Snipes announced her resignation last month after a debacle in the Florida elections. Snipes, who has a history of election scandals, oversaw the election integrity of Broward County, one of three counties who did not submit final voter tallies by the end of election night.
The election board in Broward County then, 48 hours later, had still not submitted how many votes they had left to count. Critics argued the county was adding new votes well after polls had closed and were tipping both the gubernatorial and senatorial elections in the favors of Democrat candidates.
In the senatorial race, Republican candidate Rick Scott—the current Governor of Florida—saw his lead from election night dwindle from more than 57,000 votes to just under 15,000.

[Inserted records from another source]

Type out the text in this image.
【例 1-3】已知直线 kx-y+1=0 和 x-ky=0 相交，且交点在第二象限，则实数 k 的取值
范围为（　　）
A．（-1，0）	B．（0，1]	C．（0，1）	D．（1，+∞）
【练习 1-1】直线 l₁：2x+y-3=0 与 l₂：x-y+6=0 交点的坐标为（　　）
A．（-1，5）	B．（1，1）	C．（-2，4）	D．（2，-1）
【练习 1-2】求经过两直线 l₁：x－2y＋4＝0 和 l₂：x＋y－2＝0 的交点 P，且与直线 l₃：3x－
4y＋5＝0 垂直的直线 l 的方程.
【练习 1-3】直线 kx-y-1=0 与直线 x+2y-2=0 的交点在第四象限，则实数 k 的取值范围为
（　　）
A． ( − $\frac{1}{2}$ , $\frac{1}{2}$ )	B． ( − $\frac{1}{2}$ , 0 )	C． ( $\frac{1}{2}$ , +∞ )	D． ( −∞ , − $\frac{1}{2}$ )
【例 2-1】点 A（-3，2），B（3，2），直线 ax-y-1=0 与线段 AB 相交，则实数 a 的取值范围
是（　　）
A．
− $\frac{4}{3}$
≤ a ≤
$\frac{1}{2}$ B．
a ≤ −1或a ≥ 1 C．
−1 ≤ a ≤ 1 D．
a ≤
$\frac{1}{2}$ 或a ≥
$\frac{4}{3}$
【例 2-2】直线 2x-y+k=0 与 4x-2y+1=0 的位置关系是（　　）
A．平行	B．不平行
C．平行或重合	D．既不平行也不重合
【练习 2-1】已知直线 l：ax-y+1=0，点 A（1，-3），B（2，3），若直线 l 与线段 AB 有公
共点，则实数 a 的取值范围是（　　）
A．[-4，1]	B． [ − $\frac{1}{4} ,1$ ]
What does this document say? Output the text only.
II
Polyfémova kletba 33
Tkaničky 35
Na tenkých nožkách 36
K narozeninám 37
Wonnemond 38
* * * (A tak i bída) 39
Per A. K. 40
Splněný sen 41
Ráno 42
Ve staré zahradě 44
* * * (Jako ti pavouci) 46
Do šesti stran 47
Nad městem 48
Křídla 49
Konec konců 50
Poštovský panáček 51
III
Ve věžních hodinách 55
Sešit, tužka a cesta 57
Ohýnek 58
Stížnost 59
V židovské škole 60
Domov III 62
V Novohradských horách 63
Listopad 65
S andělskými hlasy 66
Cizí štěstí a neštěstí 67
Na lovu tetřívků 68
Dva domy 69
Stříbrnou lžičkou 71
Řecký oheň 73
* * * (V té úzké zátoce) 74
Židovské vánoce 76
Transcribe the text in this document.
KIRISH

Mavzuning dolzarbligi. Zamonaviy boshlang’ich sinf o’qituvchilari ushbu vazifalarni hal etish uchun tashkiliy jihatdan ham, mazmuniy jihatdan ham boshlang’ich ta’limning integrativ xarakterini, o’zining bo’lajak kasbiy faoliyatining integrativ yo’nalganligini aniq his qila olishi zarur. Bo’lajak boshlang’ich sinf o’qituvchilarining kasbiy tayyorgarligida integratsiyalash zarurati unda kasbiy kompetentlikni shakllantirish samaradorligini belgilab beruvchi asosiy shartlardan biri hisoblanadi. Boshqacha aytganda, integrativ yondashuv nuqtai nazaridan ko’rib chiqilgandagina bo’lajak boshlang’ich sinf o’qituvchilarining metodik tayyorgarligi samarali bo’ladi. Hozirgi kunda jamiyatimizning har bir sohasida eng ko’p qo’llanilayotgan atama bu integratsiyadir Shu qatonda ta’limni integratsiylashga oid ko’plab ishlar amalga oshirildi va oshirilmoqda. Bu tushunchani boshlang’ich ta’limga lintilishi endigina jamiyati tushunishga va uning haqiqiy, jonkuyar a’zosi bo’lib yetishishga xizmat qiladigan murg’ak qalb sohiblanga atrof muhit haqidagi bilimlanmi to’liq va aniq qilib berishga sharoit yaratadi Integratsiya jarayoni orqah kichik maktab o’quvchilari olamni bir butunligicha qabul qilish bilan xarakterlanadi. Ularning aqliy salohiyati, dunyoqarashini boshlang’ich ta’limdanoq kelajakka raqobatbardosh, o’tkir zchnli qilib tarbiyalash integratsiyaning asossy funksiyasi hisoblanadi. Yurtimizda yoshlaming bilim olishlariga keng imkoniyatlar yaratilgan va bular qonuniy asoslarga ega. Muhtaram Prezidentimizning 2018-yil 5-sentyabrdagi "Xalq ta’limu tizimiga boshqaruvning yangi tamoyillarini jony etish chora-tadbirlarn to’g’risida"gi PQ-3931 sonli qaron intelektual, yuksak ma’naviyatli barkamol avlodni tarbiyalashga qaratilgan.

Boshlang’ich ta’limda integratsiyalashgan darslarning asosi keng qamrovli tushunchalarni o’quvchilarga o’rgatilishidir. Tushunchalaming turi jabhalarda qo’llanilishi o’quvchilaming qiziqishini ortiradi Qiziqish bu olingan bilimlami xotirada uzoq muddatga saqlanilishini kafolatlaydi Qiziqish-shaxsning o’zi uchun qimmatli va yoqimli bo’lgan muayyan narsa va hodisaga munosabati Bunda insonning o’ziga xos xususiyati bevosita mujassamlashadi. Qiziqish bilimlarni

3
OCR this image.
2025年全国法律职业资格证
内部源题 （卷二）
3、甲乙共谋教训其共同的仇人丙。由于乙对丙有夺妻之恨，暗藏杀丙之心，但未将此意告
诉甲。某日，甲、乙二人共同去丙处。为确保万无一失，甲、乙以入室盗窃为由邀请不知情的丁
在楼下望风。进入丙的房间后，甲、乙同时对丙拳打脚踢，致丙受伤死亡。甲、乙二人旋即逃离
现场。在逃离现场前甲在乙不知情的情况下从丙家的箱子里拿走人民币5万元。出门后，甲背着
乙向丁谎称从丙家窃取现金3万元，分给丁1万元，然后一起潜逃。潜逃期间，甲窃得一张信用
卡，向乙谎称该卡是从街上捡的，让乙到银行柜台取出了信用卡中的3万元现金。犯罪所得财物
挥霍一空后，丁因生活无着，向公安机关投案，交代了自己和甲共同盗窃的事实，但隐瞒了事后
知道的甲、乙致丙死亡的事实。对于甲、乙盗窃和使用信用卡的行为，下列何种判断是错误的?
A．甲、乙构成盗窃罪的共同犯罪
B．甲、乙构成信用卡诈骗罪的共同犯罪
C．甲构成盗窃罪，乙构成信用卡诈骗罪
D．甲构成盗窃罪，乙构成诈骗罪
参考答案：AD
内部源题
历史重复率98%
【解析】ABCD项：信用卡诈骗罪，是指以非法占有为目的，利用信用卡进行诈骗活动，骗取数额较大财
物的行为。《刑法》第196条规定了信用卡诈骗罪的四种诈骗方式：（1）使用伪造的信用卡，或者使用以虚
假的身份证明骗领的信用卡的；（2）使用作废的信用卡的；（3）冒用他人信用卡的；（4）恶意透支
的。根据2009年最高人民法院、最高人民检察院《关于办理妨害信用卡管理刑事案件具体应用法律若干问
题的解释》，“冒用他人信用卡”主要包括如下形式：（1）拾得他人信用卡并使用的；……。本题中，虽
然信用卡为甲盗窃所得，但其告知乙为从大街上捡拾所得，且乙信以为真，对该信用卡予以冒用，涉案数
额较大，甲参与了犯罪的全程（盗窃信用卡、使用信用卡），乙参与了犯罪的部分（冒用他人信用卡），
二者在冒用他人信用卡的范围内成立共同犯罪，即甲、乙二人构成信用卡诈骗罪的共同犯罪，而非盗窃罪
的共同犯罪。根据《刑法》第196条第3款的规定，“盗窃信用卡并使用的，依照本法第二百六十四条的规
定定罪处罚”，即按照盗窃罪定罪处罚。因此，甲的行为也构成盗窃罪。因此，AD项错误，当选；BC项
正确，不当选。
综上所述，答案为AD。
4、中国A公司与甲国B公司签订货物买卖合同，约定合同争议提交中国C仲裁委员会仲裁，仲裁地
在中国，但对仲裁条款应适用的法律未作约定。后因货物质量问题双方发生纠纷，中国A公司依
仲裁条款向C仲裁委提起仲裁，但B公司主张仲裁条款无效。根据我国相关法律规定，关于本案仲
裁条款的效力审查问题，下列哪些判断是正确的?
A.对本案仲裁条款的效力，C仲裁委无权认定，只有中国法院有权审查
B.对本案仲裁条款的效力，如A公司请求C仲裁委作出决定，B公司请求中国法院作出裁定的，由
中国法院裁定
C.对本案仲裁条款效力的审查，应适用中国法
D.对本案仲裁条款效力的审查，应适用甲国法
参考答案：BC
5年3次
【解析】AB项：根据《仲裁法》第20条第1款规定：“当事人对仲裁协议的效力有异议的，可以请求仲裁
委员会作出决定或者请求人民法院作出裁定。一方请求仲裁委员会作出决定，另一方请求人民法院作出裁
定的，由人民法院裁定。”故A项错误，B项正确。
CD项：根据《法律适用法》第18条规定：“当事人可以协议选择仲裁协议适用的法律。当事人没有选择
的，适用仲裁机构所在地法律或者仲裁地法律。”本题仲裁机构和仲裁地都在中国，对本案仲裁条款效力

As a result, Scott sued Snipes and another county official. He later was declared the winner of the election, after three recounts. Snipes later said she would be resigning from her post in January. Instead of waiting for her resignation, on Friday, Scott suspended Snipes.
From Miami Herald:
Gov. Rick Scott, who won his race for U.S. Senate against Democrat Bill Nelson following a highly publicized election and recount, signed an executive order on Friday ordering Snipes’ removal from office, citing “misfeasance, incompetence and neglect of duty.”
As a result, as BizPac Review reports, Snipes changed her mind about the resignation and is instead lawyering up to contest Scott:
In a stunning announcement Saturday, the scandal-prone Democrat official rescinded her scheduled Jan. 4 resignation and vowed to remain at her post for however long is necessary to defend herself.
Why? To battle Florida Gov. Rick Scott, who had responded to her unexpected resignation by suspending her over her “multiple violations of Florida law, incompetence and neglect of duty.”
“After a series of inexcusable actions, it’s clear that there needs to be an immediate change in Broward County and taxpayers should no longer be burdened by paying a salary for a supervisor of elections who has already announced resignation,” he said in a statement last Friday.
In a statement and a later press conference, Snipes’ attorney Burnadette Norris-Weeks said that her client felt Scott was trying to diminish her long record serving as an election supervisor.